News: CMS' Proposed physician payment model consolidates, customizes quality initiatives
May 5, 2016
CDI Strategies - Volume 10, Issue 18
Just as government healthcare reimbursement methods continue to evolve on the inpatient side, physicians also now face challenging healthcare reform initiatives for their own services.
This week’s release of the Merit-based Incentive Payment System (MIPS) and Alternative Payment Models (APM) proposed rule outlines CMS’ specific plans for physician payments, pushing forward with its goal to increase value-based payments and unifying its varied quality, value, and EHR programs.
MIPS will be measured across four performance categories that each contribute a different percent to a provider’s overall score. Based on that score, CMS will calculate positive, negative, or neutral adjustments to Medicare payments.
In order to maintain budget neutrality, positive and negative adjustments will not exceed 4% in the first year, with additional bonuses granted to the highest performers. That number will continue to rise and reach 9% for 2022 and subsequent years.

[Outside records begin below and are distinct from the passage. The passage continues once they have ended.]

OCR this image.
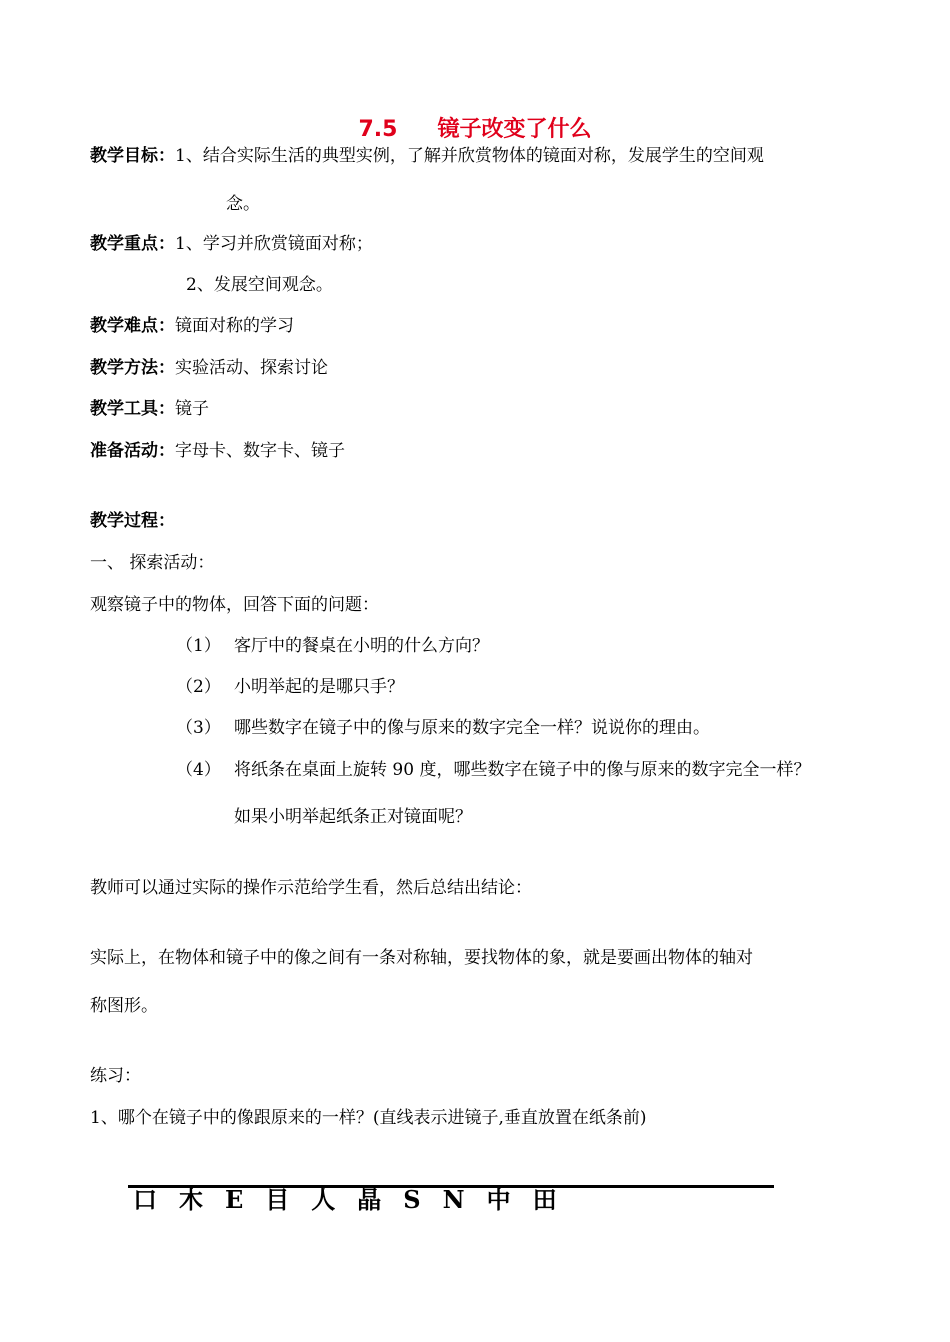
7.5 镜子改变了什么
教学目标：1、结合实际生活的典型实例，了解并欣赏物体的镜面对称，发展学生的空间观
念。
教学重点：1、学习并欣赏镜面对称；
2、发展空间观念。
教学难点：镜面对称的学习
教学方法：实验活动、探索讨论
教学工具：镜子
准备活动：字母卡、数字卡、镜子
教学过程：
一、 探索活动：
观察镜子中的物体，回答下面的问题：
（1） 客厅中的餐桌在小明的什么方向？
（2） 小明举起的是哪只手？
（3） 哪些数字在镜子中的像与原来的数字完全一样？说说你的理由。
（4） 将纸条在桌面上旋转 90 度，哪些数字在镜子中的像与原来的数字完全一样？
如果小明举起纸条正对镜面呢？
教师可以通过实际的操作示范给学生看，然后总结出结论：
实际上，在物体和镜子中的像之间有一条对称轴，要找物体的象，就是要画出物体的轴对
称图形。
练习：
1、哪个在镜子中的像跟原来的一样？(直线表示进镜子,垂直放置在纸条前)
口 木 E 目 人 晶 S N 中 田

The four proposed MIPS performance categories, in order of percent toward the total score in year one, are:
- Quality
- Advancing care information
- Clinical practice improvement activities
- Cost
The quality category would account for 50% of the total score and replace the Physician Quality Reporting System (PQRS) and the quality component of the Value Modifier Program. CMS proposes providers would choose to report six quality measures, with different options based on differences in specialty and practice.
Advancing care information, which would account for 25% of the total score, is CMS’ replacement for the Medicare EHR Incentive Program and would spell the end of meaningful use reporting. The new program would remove the all-or-nothing measurements of previous EHR programs and focus on interoperability and information exchange.
Clinical practice improvement activities would make up 15% of the total score and reward providers for care coordination, beneficiary engagement, and patient safety. CMS proposes more than 90 options providers can choose from that match their specific practices’ goals. Participation in alternative payment models (APMs) will also add to providers’ scores in this category.
The cost would make up the final 10% of the total score and replace the cost component of the Value Modifier Program. It would require no additional reporting requirements for providers, relying instead on Medicare claims’ data. The category would include more than 40 episode-specific measures to account for differences among specialties.
CMS proposes evaluating performance for these measures beginning in January 2017 and basing payments off measures in 2019.
CMS also proposes that providers who participate in advanced APMs to be exempt from MIPS and also qualify for a 5% Part B incentive payment.
The MIPS exemption would be based on the volume of patients or payments received through advanced APMs, with the requirements increasing over time. For example, in 2019, providers would need to receive at least 25% of payments or see 20% of patients through an Advanced APM to qualify. In 2023 and beyond, those numbers would be 75% or 50%, respectively.
Examples of models that would qualify under the program include:
- Comprehensive ESRD Care Model
- Comprehensive Primary Care Plus (CPC+)
- Next Generation ACO Model
- Oncology Care Model Two-Sided Risk Arrangement (available in 2018)
CMS would review this list annually to include new models that would allow providers to bypass MIPS and qualify for the incentive payments. In the first year of availability, however, CMS would require all providers to report through MIPS.